I got my 1yr old Red from a fellow TeguTalk/TheTegu member (Nessie) on April 9th. On the 10th, she ate a little bit of calcium dusted turkey/papaya/collards.

Since then, she hasn't eaten anything. A couple days ago she slurped up a little egg yolk (as seen in my other recent thread) but that's about it.

She won't take anything from tongs, she spends 80% of the time hiding on the cool side. Her basking spot is 101-106F, warm side mid 80s and cool side in the 70s. The UV (Repti Glo tube 10.0) is like 9-10" from the basking area. She'll occasionally bask for at least an hour everyday around 10am to 12pm. Then she's gone for the rest of the day.
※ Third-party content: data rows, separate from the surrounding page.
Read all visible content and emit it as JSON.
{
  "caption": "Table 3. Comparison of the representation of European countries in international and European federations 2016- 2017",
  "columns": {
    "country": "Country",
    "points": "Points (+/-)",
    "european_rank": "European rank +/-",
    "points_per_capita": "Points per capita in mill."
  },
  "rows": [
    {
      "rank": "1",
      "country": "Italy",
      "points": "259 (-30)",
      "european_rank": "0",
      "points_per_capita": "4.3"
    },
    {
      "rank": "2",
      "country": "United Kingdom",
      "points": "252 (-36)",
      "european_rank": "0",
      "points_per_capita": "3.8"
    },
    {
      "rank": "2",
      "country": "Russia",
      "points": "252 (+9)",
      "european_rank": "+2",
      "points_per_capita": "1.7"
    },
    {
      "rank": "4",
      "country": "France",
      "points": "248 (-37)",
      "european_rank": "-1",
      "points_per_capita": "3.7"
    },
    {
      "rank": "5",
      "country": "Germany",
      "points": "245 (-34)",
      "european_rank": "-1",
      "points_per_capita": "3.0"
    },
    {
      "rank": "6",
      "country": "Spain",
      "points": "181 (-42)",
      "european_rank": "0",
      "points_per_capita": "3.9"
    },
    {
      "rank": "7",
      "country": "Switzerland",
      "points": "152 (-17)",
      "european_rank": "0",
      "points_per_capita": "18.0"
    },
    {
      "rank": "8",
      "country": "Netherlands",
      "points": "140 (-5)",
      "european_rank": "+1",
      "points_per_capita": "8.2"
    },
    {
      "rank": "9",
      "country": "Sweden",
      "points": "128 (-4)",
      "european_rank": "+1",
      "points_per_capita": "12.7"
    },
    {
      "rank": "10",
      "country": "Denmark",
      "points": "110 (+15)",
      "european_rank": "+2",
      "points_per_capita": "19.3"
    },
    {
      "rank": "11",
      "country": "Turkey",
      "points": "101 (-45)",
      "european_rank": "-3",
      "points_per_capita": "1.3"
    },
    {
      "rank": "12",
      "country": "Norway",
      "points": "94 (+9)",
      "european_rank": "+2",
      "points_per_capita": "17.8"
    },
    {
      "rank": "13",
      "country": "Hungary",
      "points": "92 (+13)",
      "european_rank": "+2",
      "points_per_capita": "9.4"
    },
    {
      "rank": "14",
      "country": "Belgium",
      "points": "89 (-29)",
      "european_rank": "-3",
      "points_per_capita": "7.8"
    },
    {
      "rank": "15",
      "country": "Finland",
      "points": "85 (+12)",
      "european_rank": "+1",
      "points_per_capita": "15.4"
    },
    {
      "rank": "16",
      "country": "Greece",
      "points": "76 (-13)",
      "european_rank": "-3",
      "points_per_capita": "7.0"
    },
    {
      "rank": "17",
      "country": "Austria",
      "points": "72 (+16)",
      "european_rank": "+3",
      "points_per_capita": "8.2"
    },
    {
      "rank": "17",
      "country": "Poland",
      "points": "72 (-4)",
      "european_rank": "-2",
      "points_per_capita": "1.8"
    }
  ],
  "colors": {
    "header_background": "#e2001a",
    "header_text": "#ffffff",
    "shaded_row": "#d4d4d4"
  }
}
I've tried turkey (which was only eaten once), pinkies, superworms, whole ground chicken (bone + organs + small amount veggies), papaya, strawberries, quail eggs... I'm going to try crickets and other feeder worms but with the way she's been, I think they'll end up being Bearded Dragon food.

I was thinking of cutting up some adult mice and offering her that. She also will not touch any cod liver oil either.

Thoughts?


----------



## james.w (Apr 26, 2011)

I would contact the person you got it from and see how/what/when they fed.


----------



## Little Wise Owl (Apr 26, 2011)

I've been keeping in contact with her and trying her techniques. They're a no-go.


----------



## james.w (Apr 26, 2011)

What are you using to measure temps and humidity? Did she hibernate this year, and if so was she completely up when you got her?


----------



## Little Wise Owl (Apr 26, 2011)

I'm using both a digital thermometer and a temperature gun. She hibernated last year and was eating for the last owner before she came to me.


----------



## james.w (Apr 26, 2011)

Hmmmm.. I'm not sure. I would just keep trying.


----------



## Little Wise Owl (Apr 26, 2011)

I tried quail eggs, turkey (w/ calcium), and strawberries just to see if she'd eat ANY of it. Nope. lol

I bagged it and put it in the fridge. I guess I'll try again tomorrow.


----------



## james.w (Apr 26, 2011)

Maybe try leaving her alone for a week, only go into the enclosure to spot clean and change water if needed. A week without food won't hurt. Maybe she is just stressed from the move and needs to settle in.


----------



## Little Wise Owl (Apr 26, 2011)

I've been leaving her alone for most of the time. Usually when I get home, she's already hiding so I don't bug her. 

I've been offering food sparingly anyway (2-3 days) just because I'm not expecting her to eat and I don't like wasting food.


----------